Which is how, in 1991, he ended up shouting into a washing machine on Top of the Pops with The Wonder Stuff bouncing around beside him. It was just what he felt like doing at the time.
Elsewhere in the charts
Number 8 (Re-Entry): ‘Rhythm Is A Mystery’ — K-Klass
The mystery would only last until March 1992, after which Snap would break the embargo and confirm that rhythm is, in fact, a dancer.
Number 26 (New Entry): ‘Fall At Your Feet’ — Crowded House
Look, it’s ridiculous to have absolutist opinions about music. Everything is subjective, nobody experiences anything in the same way.
But if you don’t feel a tiny shiver of emotion when you hear ‘Fall At Your Feet’, you’re dead inside. It’s a lovely song.
Number 29 (New Entry): ‘Love’s Sweet Exile’ — Manic Street Preachers
There are two phases in the life of a 90s Manic Street Preachers fan.
First, there is the bit where you try to guess the lyrics simply by listening to the song. With James’s diction, it sounds a bit like:
“Wablama inchanin escape colour tin
Gassif I’m in jeans yamma amma stool”
Then, there is the moment where you read the sleeve of the record and commit the words to memory. And, thanks to the curse of knowledge, it sounds like James is singing clear as day. He’s saying:
"We blur into images of state coercion
Classified machines die misunderstood”
Which doesn’t make much more sense. But it’s very rewarding, like when you finally see the dolphin in the Magic Eye poster.
Number 35 (New Entry): ‘The Unforgiven’ — Metallica
Okay, if this song makes you feel emotions then you’re probably 14.
I say this with all love and respect, and because I remember how much emotion this song made me feel when I was 14. I identified so much with the protagonist of the lyrics. He was a lonely man walking a lonely road, fighting for what was right on the fringes of an unforgiving society.
Yes, yes, thought teenage me, you have described the situation so well, James Hetfield. This is exactly what going to school is like. I am The Unforgiven.
Number 36 (New Entry): ‘Clipped’ — Curve
Curve were superb and got tons of critical acclaim at the time (mainly from male journalists who were shameless in their salvation over Toni Halliday.) But maybe they suffered from being slightly ahead of their time?
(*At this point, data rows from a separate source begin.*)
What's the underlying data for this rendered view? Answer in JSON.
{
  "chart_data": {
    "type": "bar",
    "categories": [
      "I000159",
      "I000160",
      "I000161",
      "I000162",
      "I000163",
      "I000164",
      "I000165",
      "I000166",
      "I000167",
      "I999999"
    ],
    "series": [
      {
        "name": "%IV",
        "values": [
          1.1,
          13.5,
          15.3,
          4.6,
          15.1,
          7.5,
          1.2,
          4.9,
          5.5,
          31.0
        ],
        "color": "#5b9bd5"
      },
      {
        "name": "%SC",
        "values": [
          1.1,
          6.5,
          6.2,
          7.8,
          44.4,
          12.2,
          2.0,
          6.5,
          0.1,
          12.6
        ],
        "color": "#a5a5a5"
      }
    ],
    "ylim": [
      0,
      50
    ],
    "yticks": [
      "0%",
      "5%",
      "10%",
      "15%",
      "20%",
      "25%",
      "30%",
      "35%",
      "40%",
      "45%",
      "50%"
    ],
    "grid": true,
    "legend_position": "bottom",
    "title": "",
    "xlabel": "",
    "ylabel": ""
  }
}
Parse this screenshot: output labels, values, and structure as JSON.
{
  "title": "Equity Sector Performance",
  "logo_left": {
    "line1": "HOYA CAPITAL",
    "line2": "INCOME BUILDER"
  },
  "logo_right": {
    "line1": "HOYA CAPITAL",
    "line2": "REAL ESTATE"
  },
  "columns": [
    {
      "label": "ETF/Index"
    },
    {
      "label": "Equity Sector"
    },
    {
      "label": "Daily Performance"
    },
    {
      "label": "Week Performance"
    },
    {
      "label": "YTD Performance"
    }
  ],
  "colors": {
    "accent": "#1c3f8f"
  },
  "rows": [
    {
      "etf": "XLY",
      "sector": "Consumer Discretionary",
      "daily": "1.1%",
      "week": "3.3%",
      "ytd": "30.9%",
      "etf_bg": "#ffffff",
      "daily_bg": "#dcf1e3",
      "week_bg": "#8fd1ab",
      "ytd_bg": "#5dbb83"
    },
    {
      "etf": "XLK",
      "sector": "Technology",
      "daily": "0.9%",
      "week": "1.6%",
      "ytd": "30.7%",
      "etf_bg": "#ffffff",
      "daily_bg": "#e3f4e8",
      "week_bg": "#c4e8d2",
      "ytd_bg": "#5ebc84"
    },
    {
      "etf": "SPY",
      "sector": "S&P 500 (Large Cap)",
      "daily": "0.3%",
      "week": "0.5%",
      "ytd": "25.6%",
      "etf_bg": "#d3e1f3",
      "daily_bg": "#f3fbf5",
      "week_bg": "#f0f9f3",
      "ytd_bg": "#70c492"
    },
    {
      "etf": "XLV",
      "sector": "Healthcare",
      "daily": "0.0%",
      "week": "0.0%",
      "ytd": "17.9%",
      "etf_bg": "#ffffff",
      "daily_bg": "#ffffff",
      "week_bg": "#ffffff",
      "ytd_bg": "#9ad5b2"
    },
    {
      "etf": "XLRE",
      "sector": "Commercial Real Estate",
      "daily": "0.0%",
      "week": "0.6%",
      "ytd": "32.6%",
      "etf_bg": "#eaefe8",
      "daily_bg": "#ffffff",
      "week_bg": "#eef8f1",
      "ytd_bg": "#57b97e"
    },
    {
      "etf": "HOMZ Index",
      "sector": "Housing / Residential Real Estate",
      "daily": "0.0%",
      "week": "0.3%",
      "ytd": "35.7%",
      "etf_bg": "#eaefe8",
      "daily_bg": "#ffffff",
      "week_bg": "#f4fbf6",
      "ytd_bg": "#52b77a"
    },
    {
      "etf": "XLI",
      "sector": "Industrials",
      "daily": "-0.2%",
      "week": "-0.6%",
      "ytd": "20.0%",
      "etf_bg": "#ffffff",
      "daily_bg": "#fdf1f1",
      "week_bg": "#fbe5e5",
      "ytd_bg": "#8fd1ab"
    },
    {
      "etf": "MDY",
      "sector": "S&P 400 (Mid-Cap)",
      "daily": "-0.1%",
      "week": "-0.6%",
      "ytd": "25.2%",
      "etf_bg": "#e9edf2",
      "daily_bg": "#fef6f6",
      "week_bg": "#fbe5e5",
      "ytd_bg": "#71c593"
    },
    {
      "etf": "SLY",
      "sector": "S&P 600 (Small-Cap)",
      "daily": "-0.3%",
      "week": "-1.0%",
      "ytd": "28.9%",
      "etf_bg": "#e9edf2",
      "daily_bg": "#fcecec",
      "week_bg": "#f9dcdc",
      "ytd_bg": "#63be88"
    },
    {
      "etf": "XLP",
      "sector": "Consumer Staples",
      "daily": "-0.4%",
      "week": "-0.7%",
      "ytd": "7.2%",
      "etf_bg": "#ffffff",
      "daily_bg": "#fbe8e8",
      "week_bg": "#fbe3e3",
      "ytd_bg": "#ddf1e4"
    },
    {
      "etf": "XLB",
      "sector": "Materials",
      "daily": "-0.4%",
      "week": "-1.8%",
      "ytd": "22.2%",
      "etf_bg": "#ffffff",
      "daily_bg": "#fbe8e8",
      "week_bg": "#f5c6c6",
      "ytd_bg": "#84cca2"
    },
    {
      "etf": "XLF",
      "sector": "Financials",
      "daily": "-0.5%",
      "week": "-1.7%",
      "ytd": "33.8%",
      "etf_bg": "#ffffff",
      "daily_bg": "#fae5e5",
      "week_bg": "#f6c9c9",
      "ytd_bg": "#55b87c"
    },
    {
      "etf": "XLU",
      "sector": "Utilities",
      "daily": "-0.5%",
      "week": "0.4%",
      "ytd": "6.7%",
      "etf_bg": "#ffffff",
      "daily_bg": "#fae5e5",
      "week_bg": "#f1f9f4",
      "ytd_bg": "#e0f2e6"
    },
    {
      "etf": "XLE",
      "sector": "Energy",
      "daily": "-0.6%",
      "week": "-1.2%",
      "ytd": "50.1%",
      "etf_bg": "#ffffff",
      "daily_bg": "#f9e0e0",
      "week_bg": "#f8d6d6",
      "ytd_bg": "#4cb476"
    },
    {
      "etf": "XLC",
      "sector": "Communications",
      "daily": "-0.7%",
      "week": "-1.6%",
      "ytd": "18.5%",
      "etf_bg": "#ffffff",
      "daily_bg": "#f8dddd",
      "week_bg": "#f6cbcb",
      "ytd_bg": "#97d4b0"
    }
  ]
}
The angular guitars and industrial production sound a little post-grunge.
Whatever – the point is that they never sold as well as they should. Post-curve bands like Garbage and Sneaker Pimps shifted absolute lorryloads of records.
Album of the Week
Greatest Hits II — Queen
Here in our alternative 90s timeline, it is the first week of November 1991. Freddie Mercury is still alive, still heterosexual, and still HIV negative.
But the rumours are getting intense. Everyone knows that something’s up.
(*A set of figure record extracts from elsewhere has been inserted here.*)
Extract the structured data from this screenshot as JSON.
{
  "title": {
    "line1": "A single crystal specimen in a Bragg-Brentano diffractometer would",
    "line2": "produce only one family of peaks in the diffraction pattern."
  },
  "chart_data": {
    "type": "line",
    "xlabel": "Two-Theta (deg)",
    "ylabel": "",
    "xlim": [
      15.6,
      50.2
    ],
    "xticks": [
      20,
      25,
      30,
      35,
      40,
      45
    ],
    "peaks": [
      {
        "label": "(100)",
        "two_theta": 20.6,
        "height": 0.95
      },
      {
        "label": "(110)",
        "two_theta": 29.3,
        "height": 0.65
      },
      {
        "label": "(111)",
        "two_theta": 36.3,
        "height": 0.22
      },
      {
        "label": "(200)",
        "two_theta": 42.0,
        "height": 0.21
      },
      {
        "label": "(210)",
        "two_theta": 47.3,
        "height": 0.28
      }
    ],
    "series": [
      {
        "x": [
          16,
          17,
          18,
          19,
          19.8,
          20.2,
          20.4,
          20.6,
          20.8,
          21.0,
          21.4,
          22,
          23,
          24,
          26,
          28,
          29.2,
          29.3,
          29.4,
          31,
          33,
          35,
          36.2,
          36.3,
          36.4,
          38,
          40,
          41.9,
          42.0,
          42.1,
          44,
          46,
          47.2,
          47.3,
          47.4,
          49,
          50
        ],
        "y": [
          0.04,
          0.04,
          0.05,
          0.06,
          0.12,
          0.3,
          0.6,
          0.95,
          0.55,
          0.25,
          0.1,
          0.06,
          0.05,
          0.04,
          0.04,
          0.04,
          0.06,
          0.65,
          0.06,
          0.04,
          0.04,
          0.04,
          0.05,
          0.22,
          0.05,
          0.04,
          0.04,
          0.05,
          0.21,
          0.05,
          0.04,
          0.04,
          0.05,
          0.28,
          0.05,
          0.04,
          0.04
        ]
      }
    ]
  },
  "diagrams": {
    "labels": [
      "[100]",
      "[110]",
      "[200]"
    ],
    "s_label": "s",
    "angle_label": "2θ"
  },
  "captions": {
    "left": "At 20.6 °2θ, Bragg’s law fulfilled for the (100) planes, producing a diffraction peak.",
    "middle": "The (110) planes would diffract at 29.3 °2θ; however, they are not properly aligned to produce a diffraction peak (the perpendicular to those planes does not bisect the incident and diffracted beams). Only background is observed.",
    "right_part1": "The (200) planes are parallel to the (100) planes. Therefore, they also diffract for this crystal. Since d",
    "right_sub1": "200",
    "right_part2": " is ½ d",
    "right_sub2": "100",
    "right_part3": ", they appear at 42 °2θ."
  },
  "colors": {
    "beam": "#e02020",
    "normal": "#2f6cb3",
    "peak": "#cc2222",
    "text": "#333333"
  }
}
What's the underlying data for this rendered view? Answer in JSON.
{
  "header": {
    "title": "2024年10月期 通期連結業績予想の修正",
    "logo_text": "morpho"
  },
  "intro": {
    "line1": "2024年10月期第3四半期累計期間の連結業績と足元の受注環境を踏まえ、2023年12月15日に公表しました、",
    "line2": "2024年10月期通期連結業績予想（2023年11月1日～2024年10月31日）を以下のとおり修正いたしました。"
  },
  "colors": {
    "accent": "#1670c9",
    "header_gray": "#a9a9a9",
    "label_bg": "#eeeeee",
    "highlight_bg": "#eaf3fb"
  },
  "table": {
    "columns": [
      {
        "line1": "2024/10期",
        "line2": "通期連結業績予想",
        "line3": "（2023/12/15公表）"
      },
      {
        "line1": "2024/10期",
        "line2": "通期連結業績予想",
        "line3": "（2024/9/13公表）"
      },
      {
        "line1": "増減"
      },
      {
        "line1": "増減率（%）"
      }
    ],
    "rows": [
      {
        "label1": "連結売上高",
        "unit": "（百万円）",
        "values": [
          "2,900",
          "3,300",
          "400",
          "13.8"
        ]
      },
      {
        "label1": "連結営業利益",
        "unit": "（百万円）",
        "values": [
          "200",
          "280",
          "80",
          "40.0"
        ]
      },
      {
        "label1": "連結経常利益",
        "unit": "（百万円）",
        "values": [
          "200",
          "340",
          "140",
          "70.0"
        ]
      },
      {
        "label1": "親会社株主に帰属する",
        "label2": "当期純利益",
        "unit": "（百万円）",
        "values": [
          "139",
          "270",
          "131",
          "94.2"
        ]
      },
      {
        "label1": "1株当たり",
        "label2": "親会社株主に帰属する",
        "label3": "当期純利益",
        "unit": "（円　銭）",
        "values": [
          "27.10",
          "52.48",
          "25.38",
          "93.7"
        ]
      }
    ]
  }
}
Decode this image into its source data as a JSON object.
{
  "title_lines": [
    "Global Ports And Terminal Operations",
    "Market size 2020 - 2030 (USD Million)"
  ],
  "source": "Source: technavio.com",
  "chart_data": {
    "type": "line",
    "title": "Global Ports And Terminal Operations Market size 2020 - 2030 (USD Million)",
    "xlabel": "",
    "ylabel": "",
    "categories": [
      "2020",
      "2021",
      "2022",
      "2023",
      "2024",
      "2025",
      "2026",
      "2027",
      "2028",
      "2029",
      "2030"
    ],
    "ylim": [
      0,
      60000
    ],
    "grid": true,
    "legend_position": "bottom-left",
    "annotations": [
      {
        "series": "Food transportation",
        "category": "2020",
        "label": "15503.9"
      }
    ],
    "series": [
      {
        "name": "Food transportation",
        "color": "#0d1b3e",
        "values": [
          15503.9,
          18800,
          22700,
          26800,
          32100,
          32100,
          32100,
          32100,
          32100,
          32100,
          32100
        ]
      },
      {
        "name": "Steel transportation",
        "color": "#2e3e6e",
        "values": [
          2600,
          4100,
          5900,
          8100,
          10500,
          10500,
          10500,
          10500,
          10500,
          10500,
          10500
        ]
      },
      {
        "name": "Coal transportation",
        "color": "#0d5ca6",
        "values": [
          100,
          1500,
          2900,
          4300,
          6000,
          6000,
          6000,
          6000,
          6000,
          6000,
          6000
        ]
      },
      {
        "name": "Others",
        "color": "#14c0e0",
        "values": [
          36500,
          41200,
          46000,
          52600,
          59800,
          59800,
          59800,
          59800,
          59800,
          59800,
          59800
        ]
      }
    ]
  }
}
Queen’s first greatest hits covered the period up to 1981, when the band recorded the Flash Gordon soundtrack. Greatest Hits II doesn’t have the same quality of tracks, but probably tells a more interesting story of a band that fell and rose and fell again and rose again.
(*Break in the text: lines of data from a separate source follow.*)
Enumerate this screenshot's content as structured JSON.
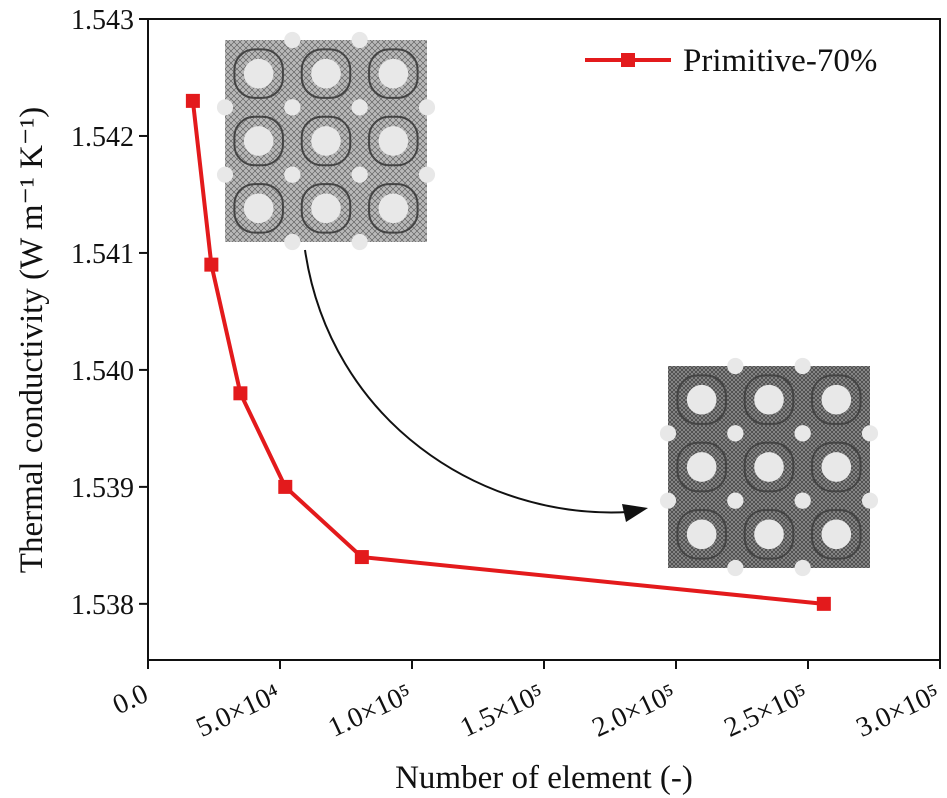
{
  "chart_data": {
    "type": "line",
    "x_label": "Number of element (-)",
    "y_label": "Thermal conductivity (W m⁻¹ K⁻¹)",
    "x": [
      17000,
      24000,
      35000,
      52000,
      81000,
      256000
    ],
    "series": [
      {
        "name": "Primitive-70%",
        "color": "#e31a1c",
        "values": [
          1.5423,
          1.5409,
          1.5398,
          1.539,
          1.5384,
          1.538
        ]
      }
    ],
    "xlim": [
      0,
      300000
    ],
    "xticks": [
      {
        "value": 0,
        "label": "0.0"
      },
      {
        "value": 50000,
        "label": "5.0×10⁴"
      },
      {
        "value": 100000,
        "label": "1.0×10⁵"
      },
      {
        "value": 150000,
        "label": "1.5×10⁵"
      },
      {
        "value": 200000,
        "label": "2.0×10⁵"
      },
      {
        "value": 250000,
        "label": "2.5×10⁵"
      },
      {
        "value": 300000,
        "label": "3.0×10⁵"
      }
    ],
    "ylim": [
      1.53752,
      1.543
    ],
    "yticks": [
      1.538,
      1.539,
      {
        "value": 1.54,
        "label": "1.540"
      },
      1.541,
      1.542,
      1.543
    ],
    "legend": "upper right"
  }
}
Like, there’s almost nothing from their ill-fated disco album Hot Space, apart from the game-changing Bowie collab, ‘Under Pressure’. Instead, the album opens with some of the Live Aid-era hits that turned their fortunes around, like ‘I Want to Break Free’ and ‘Radio Gaga’.
You’ve also got mid-80s tracks from their era as the world’s biggest stadium band, playing to over 250,000 people in South America and 120,000 at Knebworth. These are big songs designed to make the mountains echo. A lot of cocaine was involved.
There’s also some confusion and lack of direction in the later tracks. By 1989, it wasn’t entirely clear who Queen were or who they were singing for. And then, finally, 1991 brought some clarity. Innuendo and the singles from it were a swan song.
But right now, on November 3rd, 1991, Freddie Mercury is fine.
'Dizzy': Vic Reeves and the 90s Comedy Boom [November 3, 1991]
In my mind Dizzy was released in the late 90's early 00's. It's this old? Wow.
I keep forgetting about Crowded House. They are great. So many good songs.
Always disappointed when a Metallica album is released without a re-hash of Unforgiven on it. Fingers crossed for Unforgiven IV on the next one.